US 12,229,506 B2
Method and system for filtering ill corpus
Xiaoning Jiang, Zhejiang (CN); Kai Liu, Zhejiang (CN); Yuhan Zhou, Zhejiang (CN); Hongmin Xie, Zhejiang (CN); Yukuan He, Zhejiang (CN); Weijie Liu, Zhejiang (CN); Jie Zhang, Zhejiang (CN); and Zhen Liu, Zhejiang (CN)
Assigned to Zhejiang Gongshang University, Hangzhou (CN)
Filed by Zhejiang Gongshang University, Zhejiang (CN)
Filed on Dec. 16, 2022, as Appl. No. 18/067,428.
Claims priority of application No. 202210905334.8 (CN), filed on Jul. 29, 2022.
Prior Publication US 2024/0037328 A1, Feb. 1, 2024
Int. Cl. G06F 40/232 (2020.01); G06F 40/295 (2020.01); H04L 51/212 (2022.01)

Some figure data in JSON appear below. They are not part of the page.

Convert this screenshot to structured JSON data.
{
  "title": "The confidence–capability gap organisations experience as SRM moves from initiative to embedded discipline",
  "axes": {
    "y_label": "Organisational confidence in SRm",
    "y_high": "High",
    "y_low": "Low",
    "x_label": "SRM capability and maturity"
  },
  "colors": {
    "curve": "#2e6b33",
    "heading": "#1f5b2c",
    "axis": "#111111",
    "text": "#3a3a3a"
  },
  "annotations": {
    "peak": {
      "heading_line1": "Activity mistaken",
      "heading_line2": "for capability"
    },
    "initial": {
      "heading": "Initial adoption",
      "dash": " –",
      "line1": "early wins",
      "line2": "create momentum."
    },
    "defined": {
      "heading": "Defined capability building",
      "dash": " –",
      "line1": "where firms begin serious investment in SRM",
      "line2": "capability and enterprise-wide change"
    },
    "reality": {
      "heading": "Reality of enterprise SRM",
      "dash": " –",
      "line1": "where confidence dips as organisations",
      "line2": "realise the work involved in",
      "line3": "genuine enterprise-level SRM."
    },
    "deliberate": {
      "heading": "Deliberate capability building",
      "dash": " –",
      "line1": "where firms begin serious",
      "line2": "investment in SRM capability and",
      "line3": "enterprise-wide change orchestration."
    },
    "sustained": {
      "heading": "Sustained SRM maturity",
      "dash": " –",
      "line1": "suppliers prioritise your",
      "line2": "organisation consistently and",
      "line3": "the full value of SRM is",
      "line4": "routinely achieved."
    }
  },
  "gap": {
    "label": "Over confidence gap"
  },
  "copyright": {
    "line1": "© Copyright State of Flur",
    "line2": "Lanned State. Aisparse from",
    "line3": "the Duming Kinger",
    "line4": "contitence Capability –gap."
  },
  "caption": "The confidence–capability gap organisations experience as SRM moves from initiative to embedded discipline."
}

CPC G06F 40/232 (2020.01) [G06F 40/295 (2020.01); H04L 51/212 (2022.05)] 12 Claims
OG exemplary drawing
 
1. A method for filtering an ill corpus, comprising:
S1: acquiring, by at least one processor, a text corpus to be recognized, and preprocessing the text corpus to be recognized to obtain a basic text corpus by at least one processor;
S2: extracting, by at least one processor, entities in the basic text corpus, and performing matching search on the entities of the basic text corpus according to an ill-text knowledge graph to obtain a first recognition result;
S3: detecting and recognizing, by at least one processor, the basic text corpus according to a corpus recognition model to obtain a second recognition result; and
S4: filtering, by at least one processor, the text corpus to be recognized according to at least one of the first recognition result and the second recognition result, and
S5: updating the ill-text knowledge graph according to the second recognition result, so as to update ill information in a form of new words into the ill-text knowledge graph in real time;
wherein a construction of the ill-text knowledge graph comprises:
acquiring a large amount of original ill text information in a network platform, and extracting entities of the original ill text information to obtain a plurality of ill word entities;
performing entity conversion processing on the ill word entities so as to obtain ill word pinyin entities and ill word homophonic entities; and
extracting a relationship among the ill word entities, the ill word pinyin entities and the ill word homophonic entities according to pinyin conversion, homophonic conversion and part-of-speech and term frequency, and constructing triples by entity disambiguating so as to obtain the ill-text knowledge graph;
wherein obtaining the first recognition result specifically comprises:
screening the entities of the basic text corpus according to the ill-text knowledge graph so as to obtain a plurality of candidate ill entities by a preset number; and
mapping the basic text corpus and the candidate ill entities into a multidimensional vector using a word2vec model, calculating similarity between the basic text corpus and the candidate ill entities according to a cosine-similarity calculation method, and obtaining the first recognition result according to the similarity;
wherein the corpus recognition model is a k-nearest neighbor model;
wherein a construction of the corpus recognition model comprises:
acquiring the ill information fed back by users and collecting normal corpus information;
performing pinyin conversion and homophonic conversion on the ill information and the normal corpus information word by word to obtain pinyin corpus information and homophonic corpus information;
dividing the ill information, the normal corpus information, phonetic corpus information and the homophonic corpus information as a sample set into a training set and a test set, and mapping the sample set into a spatial vector through the word2vec model; and
performing training on the training set mapped into the spatial vector using a k-nearest neighbor model so as to obtain the corpus recognition model;
wherein the second recognition result is configured as a supplement to the first recognition result, and the model is constructed to filter out hidden ill information in the form of new words;
wherein there is no sequential relationship between steps S2 and S3.